1965, two 2.3kt devices are used to stimulate the release of butane and oil from subterranian deposits at the Grachevskij oil field, 40 km east of the city of Meleuz, Bashkortostan, Russia. A third 7.6kt was detonated 3 months later. The operation was repeated again in the 1980s with a further two 3.2kt devices.

Urta-Bulak-|Uzbekistan|
Date: 05:59 UTC 30/09/1966
Type: subsurface @-1532m
Yield: 30kt

Control of the Urtabulak gas well in the Bukhara region had been lost. When conventional techniques to extinguish the fire were unsuccessful, a subsurface 30 kiloton nuclear device was used to seal off the well.

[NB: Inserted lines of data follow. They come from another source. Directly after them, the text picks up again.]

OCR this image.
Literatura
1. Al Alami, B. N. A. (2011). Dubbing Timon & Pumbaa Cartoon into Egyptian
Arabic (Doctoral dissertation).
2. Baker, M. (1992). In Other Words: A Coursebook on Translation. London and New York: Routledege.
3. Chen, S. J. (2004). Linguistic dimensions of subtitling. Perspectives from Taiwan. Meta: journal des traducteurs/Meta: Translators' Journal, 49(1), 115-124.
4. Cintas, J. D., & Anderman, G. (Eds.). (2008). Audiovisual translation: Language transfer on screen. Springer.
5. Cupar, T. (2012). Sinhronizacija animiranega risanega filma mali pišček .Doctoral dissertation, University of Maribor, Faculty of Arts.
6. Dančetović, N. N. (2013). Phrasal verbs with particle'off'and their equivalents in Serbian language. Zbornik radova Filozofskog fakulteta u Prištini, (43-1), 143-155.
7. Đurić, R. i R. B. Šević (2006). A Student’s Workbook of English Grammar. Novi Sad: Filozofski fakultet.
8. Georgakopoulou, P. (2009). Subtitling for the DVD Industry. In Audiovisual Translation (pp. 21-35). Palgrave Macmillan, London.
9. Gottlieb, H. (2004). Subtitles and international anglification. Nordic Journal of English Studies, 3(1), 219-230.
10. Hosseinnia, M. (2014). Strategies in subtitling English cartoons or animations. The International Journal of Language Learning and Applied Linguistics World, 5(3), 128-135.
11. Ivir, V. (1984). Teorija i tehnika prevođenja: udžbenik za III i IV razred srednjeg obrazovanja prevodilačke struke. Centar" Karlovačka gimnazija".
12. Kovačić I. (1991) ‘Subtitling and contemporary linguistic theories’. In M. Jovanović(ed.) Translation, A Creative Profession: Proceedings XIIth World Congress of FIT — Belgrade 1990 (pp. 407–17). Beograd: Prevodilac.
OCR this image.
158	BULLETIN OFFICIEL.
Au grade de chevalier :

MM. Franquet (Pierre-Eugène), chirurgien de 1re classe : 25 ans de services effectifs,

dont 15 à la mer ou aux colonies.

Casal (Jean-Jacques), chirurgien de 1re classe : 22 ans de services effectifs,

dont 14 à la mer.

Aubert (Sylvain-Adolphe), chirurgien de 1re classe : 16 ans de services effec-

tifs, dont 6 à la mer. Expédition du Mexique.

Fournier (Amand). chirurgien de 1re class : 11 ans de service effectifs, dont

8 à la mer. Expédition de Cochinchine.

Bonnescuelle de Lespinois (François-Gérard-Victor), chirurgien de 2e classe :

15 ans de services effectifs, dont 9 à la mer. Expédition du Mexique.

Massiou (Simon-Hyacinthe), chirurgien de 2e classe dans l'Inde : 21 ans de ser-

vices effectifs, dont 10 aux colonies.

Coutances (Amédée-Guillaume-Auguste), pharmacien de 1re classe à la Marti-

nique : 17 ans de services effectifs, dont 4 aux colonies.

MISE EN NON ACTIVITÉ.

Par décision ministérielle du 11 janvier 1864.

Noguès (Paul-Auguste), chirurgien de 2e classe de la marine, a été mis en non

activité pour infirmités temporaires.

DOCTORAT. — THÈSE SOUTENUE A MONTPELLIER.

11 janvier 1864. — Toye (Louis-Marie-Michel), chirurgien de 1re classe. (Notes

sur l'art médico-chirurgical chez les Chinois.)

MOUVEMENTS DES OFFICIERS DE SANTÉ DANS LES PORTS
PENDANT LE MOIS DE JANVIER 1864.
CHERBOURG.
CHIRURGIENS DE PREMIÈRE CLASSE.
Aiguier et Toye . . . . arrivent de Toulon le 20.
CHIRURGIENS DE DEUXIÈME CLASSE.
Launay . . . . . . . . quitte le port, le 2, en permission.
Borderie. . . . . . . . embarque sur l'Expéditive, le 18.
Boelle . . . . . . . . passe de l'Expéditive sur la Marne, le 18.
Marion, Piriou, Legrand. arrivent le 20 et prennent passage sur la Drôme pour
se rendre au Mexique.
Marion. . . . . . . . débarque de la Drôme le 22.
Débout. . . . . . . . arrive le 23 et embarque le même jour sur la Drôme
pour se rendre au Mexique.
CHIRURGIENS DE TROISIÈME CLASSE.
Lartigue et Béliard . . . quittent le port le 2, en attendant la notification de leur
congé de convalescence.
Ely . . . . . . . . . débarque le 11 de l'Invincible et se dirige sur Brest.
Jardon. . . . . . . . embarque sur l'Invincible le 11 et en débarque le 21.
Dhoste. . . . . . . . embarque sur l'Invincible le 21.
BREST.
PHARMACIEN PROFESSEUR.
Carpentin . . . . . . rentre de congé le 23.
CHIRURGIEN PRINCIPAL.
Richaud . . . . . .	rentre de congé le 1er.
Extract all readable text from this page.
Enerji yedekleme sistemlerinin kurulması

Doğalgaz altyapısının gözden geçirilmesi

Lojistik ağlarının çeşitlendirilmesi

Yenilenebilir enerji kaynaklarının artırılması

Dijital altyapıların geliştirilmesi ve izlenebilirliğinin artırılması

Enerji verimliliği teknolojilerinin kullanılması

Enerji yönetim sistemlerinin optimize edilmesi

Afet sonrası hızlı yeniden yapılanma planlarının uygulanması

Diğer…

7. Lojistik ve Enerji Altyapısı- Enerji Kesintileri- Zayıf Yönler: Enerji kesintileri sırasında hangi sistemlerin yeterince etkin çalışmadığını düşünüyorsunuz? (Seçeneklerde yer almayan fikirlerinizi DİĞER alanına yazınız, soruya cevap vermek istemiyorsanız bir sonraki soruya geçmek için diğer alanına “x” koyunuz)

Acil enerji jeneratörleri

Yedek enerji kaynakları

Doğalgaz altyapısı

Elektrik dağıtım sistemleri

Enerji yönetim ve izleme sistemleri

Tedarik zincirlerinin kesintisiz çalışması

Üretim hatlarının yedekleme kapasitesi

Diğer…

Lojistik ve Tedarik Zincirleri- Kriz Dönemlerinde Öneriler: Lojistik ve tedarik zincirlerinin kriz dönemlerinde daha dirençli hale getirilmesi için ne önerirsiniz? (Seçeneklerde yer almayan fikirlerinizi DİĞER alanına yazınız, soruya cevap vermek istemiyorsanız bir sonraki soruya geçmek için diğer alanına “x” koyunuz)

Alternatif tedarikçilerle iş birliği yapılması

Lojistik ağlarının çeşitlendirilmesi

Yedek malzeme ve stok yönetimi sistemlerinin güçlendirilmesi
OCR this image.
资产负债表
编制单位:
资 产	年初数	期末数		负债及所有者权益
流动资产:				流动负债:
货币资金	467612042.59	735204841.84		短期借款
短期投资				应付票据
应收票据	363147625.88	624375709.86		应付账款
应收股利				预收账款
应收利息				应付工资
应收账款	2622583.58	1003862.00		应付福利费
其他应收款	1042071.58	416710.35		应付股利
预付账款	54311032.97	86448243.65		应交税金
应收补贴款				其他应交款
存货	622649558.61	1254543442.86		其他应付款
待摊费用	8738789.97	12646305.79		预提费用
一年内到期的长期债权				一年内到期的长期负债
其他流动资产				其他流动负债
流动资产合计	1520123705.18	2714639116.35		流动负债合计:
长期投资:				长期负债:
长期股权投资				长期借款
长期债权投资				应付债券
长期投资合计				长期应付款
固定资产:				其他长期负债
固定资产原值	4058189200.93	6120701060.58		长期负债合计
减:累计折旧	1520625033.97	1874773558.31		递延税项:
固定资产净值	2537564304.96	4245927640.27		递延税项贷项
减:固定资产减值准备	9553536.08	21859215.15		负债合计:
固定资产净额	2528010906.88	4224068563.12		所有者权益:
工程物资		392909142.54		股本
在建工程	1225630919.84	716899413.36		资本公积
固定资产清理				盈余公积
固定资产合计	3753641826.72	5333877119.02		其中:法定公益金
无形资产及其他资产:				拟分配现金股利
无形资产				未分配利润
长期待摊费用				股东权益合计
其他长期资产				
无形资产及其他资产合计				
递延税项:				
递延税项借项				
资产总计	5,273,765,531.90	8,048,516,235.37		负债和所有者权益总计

It was listed as a 'seismic event' by the Soviets to conceal the true nature of ordnance used.

Taiga-|Semipalatinsk|
Date: 07:00 UTC 23/03/1971
Type: Subsurface @-124m
Yield: 15Kt (x3)

The Taiga experiment was set of Soviet PNE's (Peaceful Nuclear Explosion) in 1969. Three nuclear devices, each with a 15 kiloton yield were detonated 124 meters underground. The nuclear devices were specially designed to have a minimal fission yield with Only 0.3 kilotons coming from fission reactions. Despite these measures, the radiation from the explosion was detected outside the Soviet Union by several countries, including the United States and Sweden.